The applicant, British national MH, was detained in an English hospital for 28 days for assessment in January 2003. She was entitled to challenge her detention during the first 14 days, but lacked the mental capacity to do so.

An order for MH’s discharge, made by her mother, was barred due to fears over the welfare of both mother and daughter, if MH returned home.

During the 28-day assessment period, the local authority successfully applied to the court to discharge MH’s mother as her ‘nearest relative’ due to concern for their welfare.

Where someone lacks mental capacity, a ‘nearest relative’ has special status under the Mental Health Act 1983, in this instance allowing the mother to act on her daughter’s behalf.

By removing this special status, the court effectively extended the daughter’s detention indefinitely because neither she nor her mother could challenge her detention.

She was eventually discharged in July 2003, some six months after being detained and having never been able to challenge her detention or have her case reviewed.

MH complained, under article 5 of the European Convention on Human Rights, concerning the right to liberty, that her right to challenge the lawfulness of her detention had been violated.

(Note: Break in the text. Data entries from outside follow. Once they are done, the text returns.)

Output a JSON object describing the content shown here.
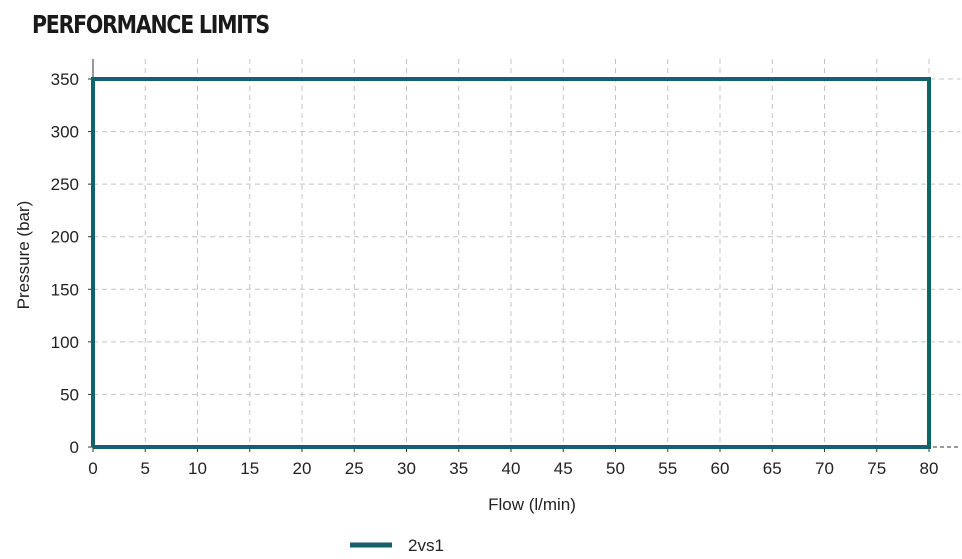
{
  "chart_data": {
    "type": "line",
    "title": "PERFORMANCE LIMITS",
    "xlabel": "Flow (l/min)",
    "ylabel": "Pressure (bar)",
    "xlim": [
      0,
      83
    ],
    "ylim": [
      0,
      350
    ],
    "x_ticks": [
      0,
      5,
      10,
      15,
      20,
      25,
      30,
      35,
      40,
      45,
      50,
      55,
      60,
      65,
      70,
      75,
      80
    ],
    "y_ticks": [
      0,
      50,
      100,
      150,
      200,
      250,
      300,
      350
    ],
    "grid": true,
    "legend_position": "bottom",
    "series": [
      {
        "name": "2vs1",
        "color": "#12626e",
        "x": [
          0,
          0,
          80,
          80,
          0
        ],
        "y": [
          0,
          350,
          350,
          0,
          0
        ]
      }
    ]
  }
}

She claimed there had been no provision for the automatic review of the detention of persons without legal capacity and there was no provision for a patient, whether incapacitated or not, to take proceedings before a court or tribunal when detention had been extended indefinitely following the displacement of a ‘nearest relative’.

Seven judges sitting in Strasbourg, including the UK’s judge Paul Mahoney, held unanimously that there had been a violation of article 5 in the first four weeks of M.H.’s detention.

They also held unanimously that the UK should pay M.H. £3,700 in costs and expenses.